How to Coach Your Manager to Best Coach You – Well…Maybe

Become a better sales coach and sales manager today.

According to a recent Maritz Poll, the toxic boss is still alive and thriving. Sure, no breakthrough news here but what if you, as the recipient of this type of manager, could actually do something about it?

8-Steps to Creating a Coaching Culture by Keith Rosen
Knowing the type of boss you have, their limitations, their management style, their priorities, what drives them and how they communicate, helps you determine exactly where you stand, and what you can expect from them. After all, if you’re looking for more individualized attention, support and training it may not be realistic to expect that from your current boss or even possible for that boss to provide you the support and training you need. And if that’s the case, at least you now have the evidence to make a more educated sand informed decision regarding whether or not to stay in your current position.

So, what can you do to turn around your boss’s style of managing and how they communicate with you? Here’s a twist. Start by coaching and supporting them using these three simple steps.

First: Coach Up

What can you to do support your boss? Most are used to their employees coming to them with problems and complaints. It’s an interesting reaction you get when you approach them with, “Hi Mary. Listen I know how much we’re all under the same pressure to produce and for you I can only imaging that it’s even more intense. So, I just wanted to ask you what I might be able to do for you to possibly take some of that burden off, or if there’s anything you see in my production or performance that I could be doing better which in turn we’d all win.”

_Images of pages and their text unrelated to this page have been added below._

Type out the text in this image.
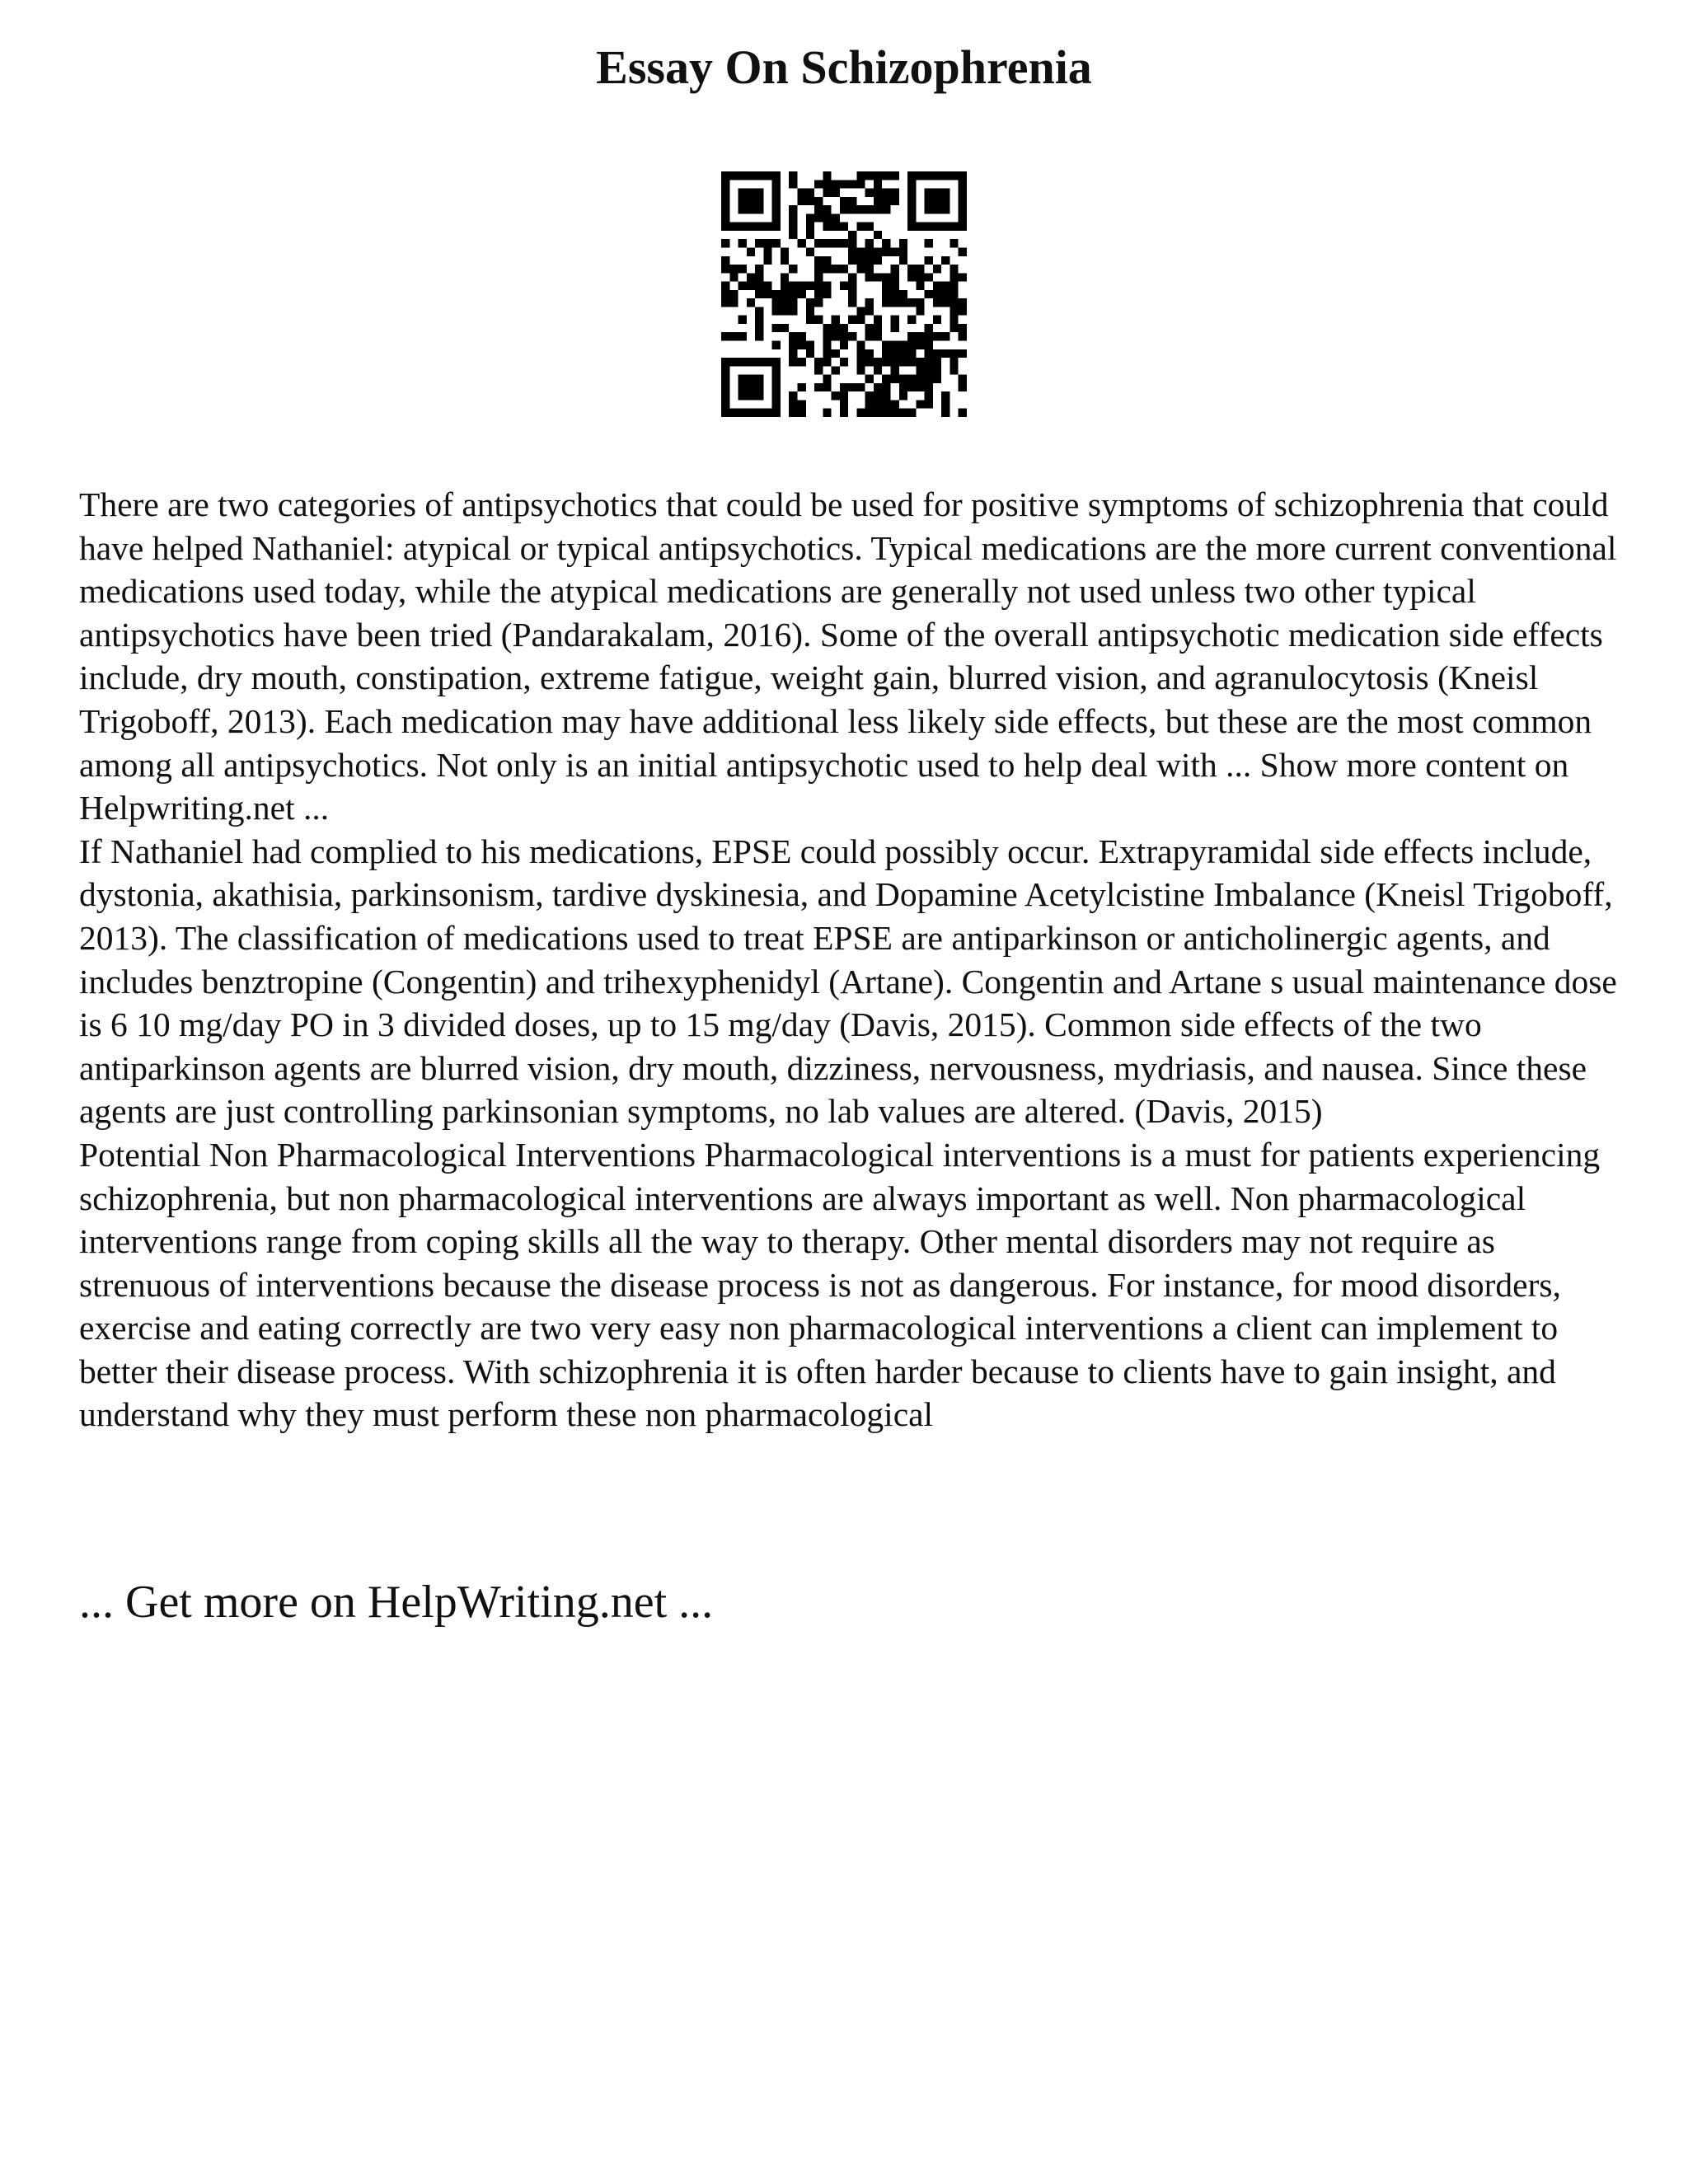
Essay On Schizophrenia

There are two categories of antipsychotics that could be used for positive symptoms of schizophrenia that could have helped Nathaniel: atypical or typical antipsychotics. Typical medications are the more current conventional medications used today, while the atypical medications are generally not used unless two other typical antipsychotics have been tried (Pandarakalam, 2016). Some of the overall antipsychotic medication side effects include, dry mouth, constipation, extreme fatigue, weight gain, blurred vision, and agranulocytosis (Kneisl Trigoboff, 2013). Each medication may have additional less likely side effects, but these are the most common among all antipsychotics. Not only is an initial antipsychotic used to help deal with ... Show more content on Helpwriting.net ...

If Nathaniel had complied to his medications, EPSE could possibly occur. Extrapyramidal side effects include, dystonia, akathisia, parkinsonism, tardive dyskinesia, and Dopamine Acetylcistine Imbalance (Kneisl Trigoboff, 2013). The classification of medications used to treat EPSE are antiparkinson or anticholinergic agents, and includes benztropine (Congentin) and trihexyphenidyl (Artane). Congentin and Artane s usual maintenance dose is 6 10 mg/day PO in 3 divided doses, up to 15 mg/day (Davis, 2015). Common side effects of the two antiparkinson agents are blurred vision, dry mouth, dizziness, nervousness, mydriasis, and nausea. Since these agents are just controlling parkinsonian symptoms, no lab values are altered. (Davis, 2015)

Potential Non Pharmacological Interventions Pharmacological interventions is a must for patients experiencing schizophrenia, but non pharmacological interventions are always important as well. Non pharmacological interventions range from coping skills all the way to therapy. Other mental disorders may not require as strenuous of interventions because the disease process is not as dangerous. For instance, for mood disorders, exercise and eating correctly are two very easy non pharmacological interventions a client can implement to better their disease process. With schizophrenia it is often harder because to clients have to gain insight, and understand why they must perform these non pharmacological

... Get more on HelpWriting.net ...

Next: Create the Opportunity to Discuss Expectations

The law of reciprocity applies. After you’ve determined how you can make their life a little easier, eventually, your manager can ask what they can do for you, which is your opportunity to ask if you can discuss the management style that you best respond to and how you want to be managed.

Finally: Set Your Boundaries

Bosses don’t know boundaries. Like it or not, through many managers eyes, their #1 responsibility is to run the company, not worry about your feelings. So stand up for yourself and establish your role, but always give 100%. While most of the time not premeditated, people, especially your boss will continually test you, over and over again, in the sense of what they can and cannot get away with when it comes to making requests and demands of you and how they can treat you. While a large percentage of people might initially be scared or intimidated to say something to their boss, in fear of some type of consequence or fallout, most of the time, managers are clueless about how they treat people and often don’t even know they’re doing it! Don’t be surprised when you drop off this article on their desk, and they in turn, thank you for it. So, re-train all the people around you, including your boss, how they can respond to you in a healthier, non-toxic way.

If All Else Fails

Of course, there are those managers which will not respond accordingly. After all, we’ve already established they’re not the easiest boss to connect with, which is the reason you’re trying these techniques in the first place.

1. Stop Tolerating: Establish what you are willing to tolerate and what you cannot. Tolerating is ultimately a CHOICE.

2. Check Your Integrity: Ever feel something is just “off”? That’s the feeling you get when you’re not working out of integrity and drive. “Outline the rules and guidelines you live by and stick to them!”

3. Write Your Job Description: Not the one they handed you in the HR package, the ideal job YOU want with the company. This will help you identify your career goals.

4. Manage the FEAR: Either you’re running away from what you don’t want or being pulled by the goal and vision of what you want to create most for your self in your career and your life. The fact is, your fears aren’t real but you’re making important life decisions as if they were.

And with all the efforts those who are managed, the mass, put forth in a regal and often last attempt to salvage a once positive work environment, at the core of every toxic working environment is the toxic boss, manager or supervisor that breeds it. All roads go back to the manager. And if the manager isn’t willing to change, then it’s a safe bet that nothing will.

That’s why to impact long lasting change, managers need to upgrade their style and approach to managing their people.